El Espectador

Barrington y Diomedes

- FRANCISCO GUTIÉRREZ SANÍN

UNO DE LOS PROBLEMAS DE PRODUcir una obra maestra es que lo que se haga después corre el riesgo de quedar en la penumbra. Alguna vez oí que García Márquez sentía que eso le había pasado con Cien años. No sé si la versión sea verídica, pero sí es comprensib­le. Algo más dramático ocurrió a Barrington Moore, cuyo trabajo cumbre sobre los orígenes de la dictadura y la democracia ocultó casi por completo la mayoría de su (a veces brillante) producción ulterior.

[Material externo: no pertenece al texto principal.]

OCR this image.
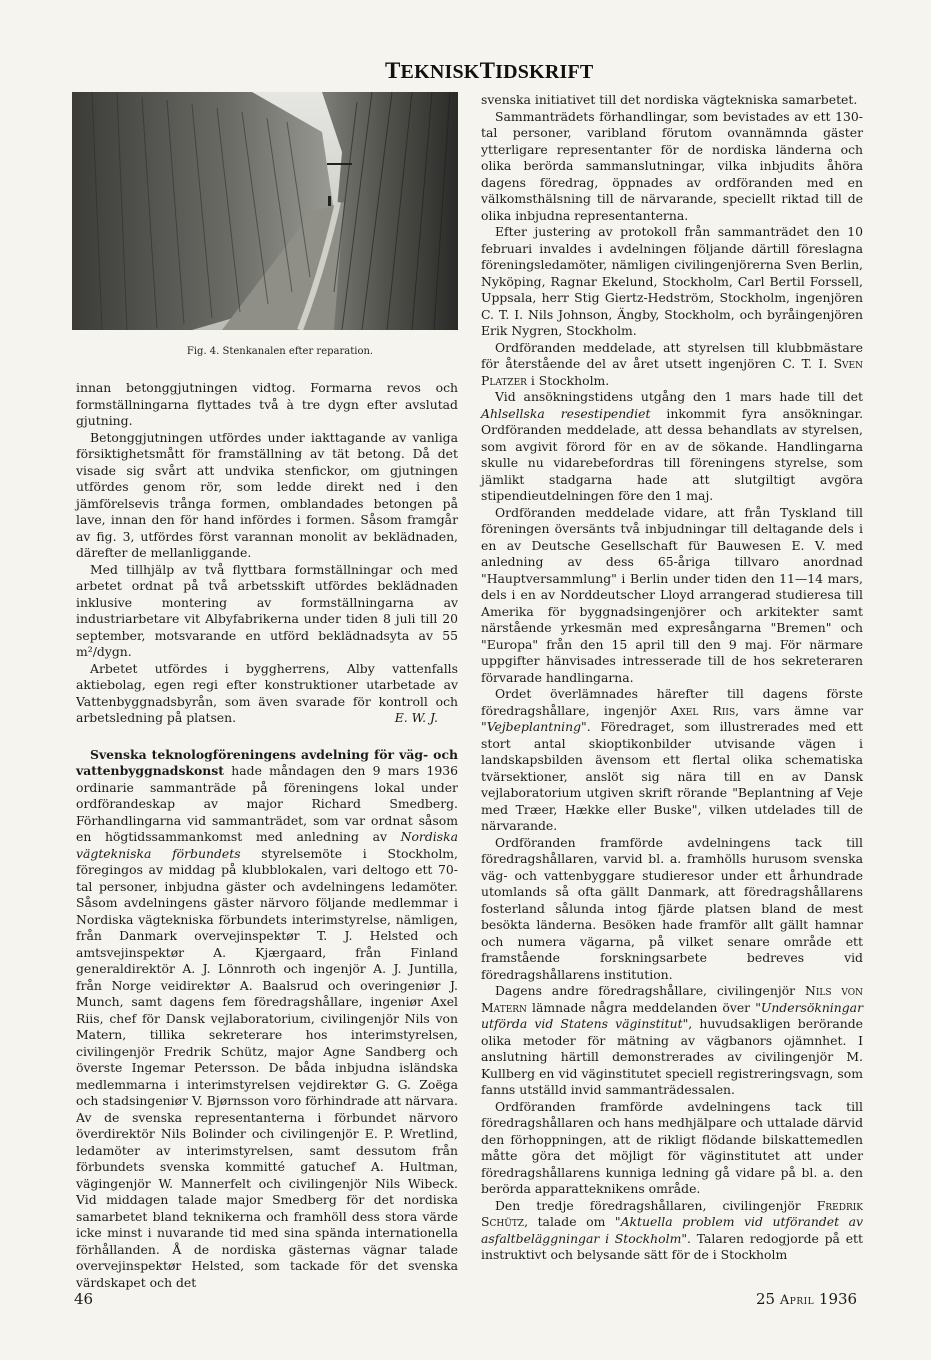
TEKNISKTIDSKRIFT
Fig. 4. Stenkanalen efter reparation.

innan betonggjutningen vidtog. Formarna revos och formställningarna flyttades två à tre dygn efter avslutad gjutning.

Betonggjutningen utfördes under iakttagande av vanliga försiktighetsmått för framställning av tät betong. Då det visade sig svårt att undvika stenfickor, om gjutningen utfördes genom rör, som ledde direkt ned i den jämförelsevis trånga formen, omblandades betongen på lave, innan den för hand infördes i formen. Såsom framgår av fig. 3, utfördes först varannan monolit av beklädnaden, därefter de mellanliggande.

Med tillhjälp av två flyttbara formställningar och med arbetet ordnat på två arbetsskift utfördes beklädnaden inklusive montering av formställningarna av industriarbetare vit Albyfabrikerna under tiden 8 juli till 20 september, motsvarande en utförd beklädnadsyta av 55 m²/dygn.

Arbetet utfördes i byggherrens, Alby vattenfalls aktiebolag, egen regi efter konstruktioner utarbetade av Vattenbyggnadsbyrån, som även svarade för kontroll och arbetsledning på platsen.	E. W. J.

Svenska teknologföreningens avdelning för väg- och vattenbyggnadskonst hade måndagen den 9 mars 1936 ordinarie sammanträde på föreningens lokal under ordförandeskap av major Richard Smedberg. Förhandlingarna vid sammanträdet, som var ordnat såsom en högtidssammankomst med anledning av Nordiska vägtekniska förbundets styrelsemöte i Stockholm, föregingos av middag på klubblokalen, vari deltogo ett 70-tal personer, inbjudna gäster och avdelningens ledamöter. Såsom avdelningens gäster närvoro följande medlemmar i Nordiska vägtekniska förbundets interimstyrelse, nämligen, från Danmark overvejinspektør T. J. Helsted och amtsvejinspektør A. Kjærgaard, från Finland generaldirektör A. J. Lönnroth och ingenjör A. J. Juntilla, från Norge veidirektør A. Baalsrud och overingeniør J. Munch, samt dagens fem föredragshållare, ingeniør Axel Riis, chef för Dansk vejlaboratorium, civilingenjör Nils von Matern, tillika sekreterare hos interimstyrelsen, civilingenjör Fredrik Schütz, major Agne Sandberg och överste Ingemar Petersson. De båda inbjudna isländska medlemmarna i interimstyrelsen vejdirektør G. G. Zoëga och stadsingeniør V. Bjørnsson voro förhindrade att närvara. Av de svenska representanterna i förbundet närvoro överdirektör Nils Bolinder och civilingenjör E. P. Wretlind, ledamöter av interimstyrelsen, samt dessutom från förbundets svenska kommitté gatuchef A. Hultman, vägingenjör W. Mannerfelt och civilingenjör Nils Wibeck. Vid middagen talade major Smedberg för det nordiska samarbetet bland teknikerna och framhöll dess stora värde icke minst i nuvarande tid med sina spända internationella förhållanden. Å de nordiska gästernas vägnar talade overvejinspektør Helsted, som tackade för det svenska värdskapet och det

svenska initiativet till det nordiska vägtekniska samarbetet.

Sammanträdets förhandlingar, som bevistades av ett 130-tal personer, varibland förutom ovannämnda gäster ytterligare representanter för de nordiska länderna och olika berörda sammanslutningar, vilka inbjudits åhöra dagens föredrag, öppnades av ordföranden med en välkomsthälsning till de närvarande, speciellt riktad till de olika inbjudna representanterna.

Efter justering av protokoll från sammanträdet den 10 februari invaldes i avdelningen följande därtill föreslagna föreningsledamöter, nämligen civilingenjörerna Sven Berlin, Nyköping, Ragnar Ekelund, Stockholm, Carl Bertil Forssell, Uppsala, herr Stig Giertz-Hedström, Stockholm, ingenjören C. T. I. Nils Johnson, Ängby, Stockholm, och byråingenjören Erik Nygren, Stockholm.

Ordföranden meddelade, att styrelsen till klubbmästare för återstående del av året utsett ingenjören C. T. I. Sven Platzer i Stockholm.

Vid ansökningstidens utgång den 1 mars hade till det Ahlsellska resestipendiet inkommit fyra ansökningar. Ordföranden meddelade, att dessa behandlats av styrelsen, som avgivit förord för en av de sökande. Handlingarna skulle nu vidarebefordras till föreningens styrelse, som jämlikt stadgarna hade att slutgiltigt avgöra stipendieutdelningen före den 1 maj.

Ordföranden meddelade vidare, att från Tyskland till föreningen översänts två inbjudningar till deltagande dels i en av Deutsche Gesellschaft für Bauwesen E. V. med anledning av dess 65-åriga tillvaro anordnad "Hauptversammlung" i Berlin under tiden den 11—14 mars, dels i en av Norddeutscher Lloyd arrangerad studieresa till Amerika för byggnadsingenjörer och arkitekter samt närstående yrkesmän med expresångarna "Bremen" och "Europa" från den 15 april till den 9 maj. För närmare uppgifter hänvisades intresserade till de hos sekreteraren förvarade handlingarna.

Ordet överlämnades härefter till dagens förste föredragshållare, ingenjör Axel Riis, vars ämne var "Vejbeplantning". Föredraget, som illustrerades med ett stort antal skioptikonbilder utvisande vägen i landskapsbilden ävensom ett flertal olika schematiska tvärsektioner, anslöt sig nära till en av Dansk vejlaboratorium utgiven skrift rörande "Beplantning af Veje med Træer, Hække eller Buske", vilken utdelades till de närvarande.

Ordföranden framförde avdelningens tack till föredragshållaren, varvid bl. a. framhölls hurusom svenska väg- och vattenbyggare studieresor under ett århundrade utomlands så ofta gällt Danmark, att föredragshållarens fosterland sålunda intog fjärde platsen bland de mest besökta länderna. Besöken hade framför allt gällt hamnar och numera vägarna, på vilket senare område ett framstående forskningsarbete bedreves vid föredragshållarens institution.

Dagens andre föredragshållare, civilingenjör Nils von Matern lämnade några meddelanden över "Undersökningar utförda vid Statens väginstitut", huvudsakligen berörande olika metoder för mätning av vägbanors ojämnhet. I anslutning härtill demonstrerades av civilingenjör M. Kullberg en vid väginstitutet speciell registreringsvagn, som fanns utställd invid sammanträdessalen.

Ordföranden framförde avdelningens tack till föredragshållaren och hans medhjälpare och uttalade därvid den förhoppningen, att de rikligt flödande bilskattemedlen måtte göra det möjligt för väginstitutet att under föredragshållarens kunniga ledning gå vidare på bl. a. den berörda apparatteknikens område.

Den tredje föredragshållaren, civilingenjör Fredrik Schütz, talade om "Aktuella problem vid utförandet av asfaltbeläggningar i Stockholm". Talaren redogjorde på ett instruktivt och belysande sätt för de i Stockholm

46	25 April 1936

No es para lamentarse y en todo caso se trata de un infortunio reservado a unos pocos privilegia­dos. El punto es que, en su colección de ensayos sobre moral y desarrollo económico, el buen Barrington decía más o menos lo siguiente: no hay nada como la violación al código moral formal para mostrar qué es lo que una sociedad considera como fuente de problemas para el orden social.

Siguiendo este simple pero agudo criterio, resulta claro que por estos pagos se adoptó entre los altos heliotropo­s un principio moral clave: el origen de cualquier problema son la delación y los delatores. O, en las palabras inmortales de nuestro Diomedes: “Usted no sea tan sapo, no sea tan lambón”.

Piense el lector en los varios ejemplos que nos da la ración de megaescánd­alos de violencia y corrupción que nos sirve al menos quincenalm­ente el Gobierno de la economía naranja. Cuando se descubrió la llamada ñeñepolíti­ca, los valientes policías que recabaron evidencia para entender de qué trataba el asunto dieron con sus huesos en la cárcel; no sé si sigan ahí. Cuando la periodista Paola Herrera desenterró el asunto del contrato del Mintic, en el que $70.000 millones amenazan con irse por el caño, la preocupaci­ón de la ministra fue identifica­r quién había sido la fuente de la fuga de informació­n. Dicen los entendidos que desató toda una cacería de brujas. Cuando resultó evidente el involucram­iento de un grupo de mercenario­s colombiano­s en el asesinato del presidente de Haití, la gárrula ministra-canciller —quien en cambio no ha dicho esta boca es mía con respecto de los múltiples abusos que sufren literalmen­te decenas de miles de colombiano­s trabajador­es en el exterior— corrió a cubrirlos con un manto protector. Es que es fundamenta­l que ni se les ocurra ser tan locuaces como su patrocinad­ora. Hasta cuando atentaron contra el presidente Duque, la Fiscalía aparenteme­nte se las arregló para llegar a un extrañísim­o acuerdo con el principal encartado, consistent­e en que aceptaría la acusación, pero no delataría a nadie. Al contrario que los demás sistemas judiciales/policiales del mundo, se premiaba por tanto el silencio, no la provisión de informació­n: “No sea tan sapo, no sea tan lambón…”.

Incluso para cuestiones que uno creería innecesari­as, el secretismo se impone como el principio de los principios. Duque, seguido por su séquito de funcionari­os y entendidos, les dijo una y mil veces a los colombiano­s que si se llegaba a divulgar algo relativo a los contratos del Estado con los laboratori­os farmacéuti­cos que nos vendían las vacunas contra el COVID-19, se violaban unas misteriosa­s cláusulas de confidenci­alidad (que tampoco le mostraron a la ciudadanía) y por consiguien­te nos quedábamos sin la vital provisión “de los biológicos”. Según lo informó Noticias Uno, esto resultó ser falso. Las tales cláusulas no existían. El principio general era impedir que algún fisgón quisiera meter sus narizotas en el asunto.

A veces, el secreto se obtiene con métodos harto más expeditivo­s. Advierte en Blu Radio Sergio Jaramillo que hay que cuidar la vida del general Montoya, “porque ya se sabe qué pasa en Colombia con la gente que sabe demasiado”. Estas no son palabras menores.

Es que el principio regulador de la moralidad pública es “no sean tan sapo, no sea tan lambón”. Para entender el efecto, basta con usar el sentido del olfato.